18th Sunday of the Year


The journey across the lake

The theme and concept of journey is significant throughout the Scriptures. It is worth noting that of every single person of significance in the Bible, a journey is required.

There are three specific journeys in the Readings today – all across bodies of water.

In the Old Testament today, Moses and the people have journeyed from Egypt to the wilderness and are not far from the margins of the Promised Land. The whole People of God – the Church – is on a pilgrim journey mirroring that of the People of Israel described in the Book of Exodus today.

Jesus himself makes many journeys within the confines of Israel and along its borders. It is also worth noting and the Evangelists make clear that Jesus is depicted in His ministry on His way somewhere or has arrived from somewhere else. Today Jesus is in Capernaum – a name meaning ‘border’. The border is the place of decision – whether to stay or to cross over. It is the place of decision for Jesus as the Bread of Life in this chapter of John 6 which is the Gospel this and every third summer.

This is also very true of the followers of Jesus in today’s episode. They make a journey across the Sea of Galilee in boats. But what and whom are they looking for? That is the big question. And that is a question we have to pose to ourselves – who is Jesus Christ for you and me at this point?

A response in faith is in this way offered to us who are bystanders – it is a unique opportunity, and a life-changing one - a response to join our journey to His, at whatever stage we are in life’s journey. The journey towards JESUS in the Gospel today becomes not only a personal journey of education and self-discovery but one of inner transformation for the follower of Jesus..

It is often challenging, and like the disciples on the road to Emmaus, Jesus purifies and clarifies our vision. Often we must return to this sense of journey – and indeed mission –as there is a temptation to stay ‘where we are’ – static, comfortable, passive, unchallenged – and therefore we might turn back –back to complacency and even the ‘former life’ we lived, life without Christ.
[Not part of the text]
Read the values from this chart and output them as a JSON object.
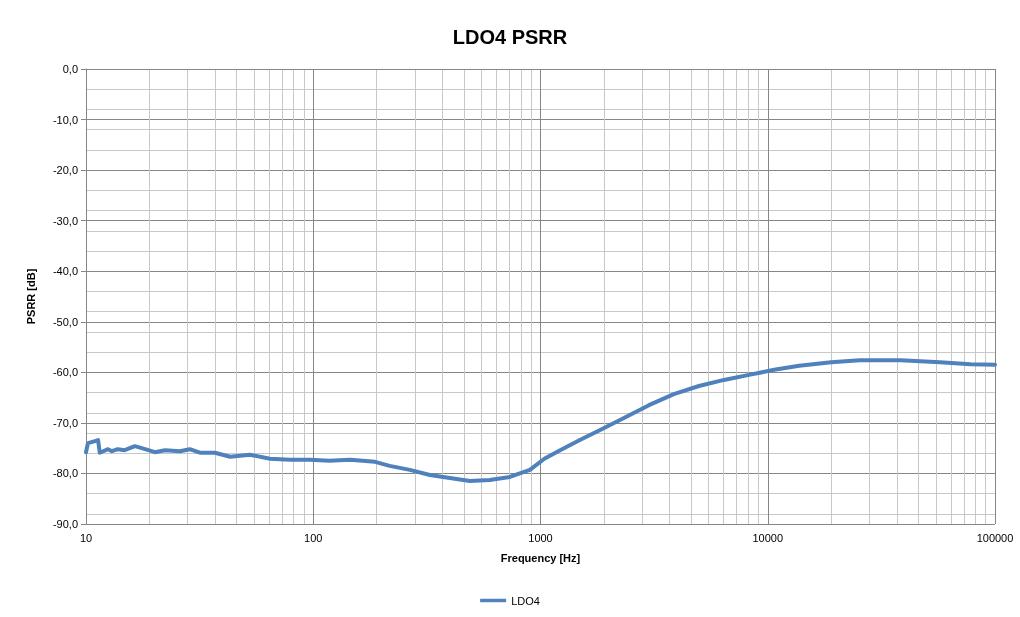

This is the temptation that Paul warns His followers among the people of Ephesus in the Second Reading today – the old self which gets corrupted by following ‘illusory desires’. There is the temptation among those who have crossed the waters of baptism to hearken back to the predictable ‘safety’ of enslavement to sin, to journey back to paganism. The illusory desires are the fake promises of lasting happiness – of pleasures and worldly attachments that promise everything but are worthless and even harmful to salvation.

This is a life lesson to all of us who have had perhaps false or unduly high expectations and disappointments. We know that the joys of life are not forever – that they do not last. The joys of life prepare us, strengthen us and sustain us as a counter-balance to withstand and endure the bitterness, inevitable disappointments and anti-climaxes of life.

The disciples today change from a spirit of excitement and enthusiasm and the certainty that Jesus is their king – in earthly terms. They feel that Jesus having miraculously fed them will continue to do so and moreover, without any effort on their part.

They misinterpret the significance of the bread miracle that has just taken place as recounted in the Gospel last Sunday.

Crossing the lake – what happens? Their hopes are dashed –they might even feel disappointment, frustration, even a sense of anti-climax. This kind of bread miracle is a ‘one-off’.

Now instead of being changed utterly after this miracle – they want more, they even demand more of Jesus. As if Jesus hadn’t done enough for them they ask: “what sign will you give us?” Never could it be more truly said of a people that ‘eaten bread is soon forgotten’!

All of us have desires and needs. But when Mother Teresa was alive she spoke of the greatest hunger in the world today – not that of poverty but that of love. She fed and clothed many street children and orphans. Often they would have a glazed far-away look on their eyes having been abandoned by their parents and left alone. The sense of rejection could be read in their eyes. The sisters would kiss, cuddle, hug and speak lovingly to these children until the light in their eyes would return. When journeying through the Western world she saw the same look of hunger for love among the well-off and comfortable.

Our problem very often is that we look for answers in the wrong places. Christ alone can satisfy the longings of the human heart. While we physically hunger and thirst and be filled today, we will be empty again tomorrow. Jesus alone satisfies in a continuous way the longings and hunger pangs of the heart.

Jesus will now set out to teach that He is the bread of life. We will return to that theme next Sunday.
The true bread that gives life to the world: The Eucharist. In prayer in adoration before the Blessed Sacrament, in receiving Jesus in the Eucharist we will slowly be transformed by the sacrament of love, and we will learn to say, like the disciples were later taught: ‘give us this day our daily bread’, but also like the disciples in the Gospel today as we grow in Eucharistic love:  we will make their plea our own: – "Lord, give us that bread always".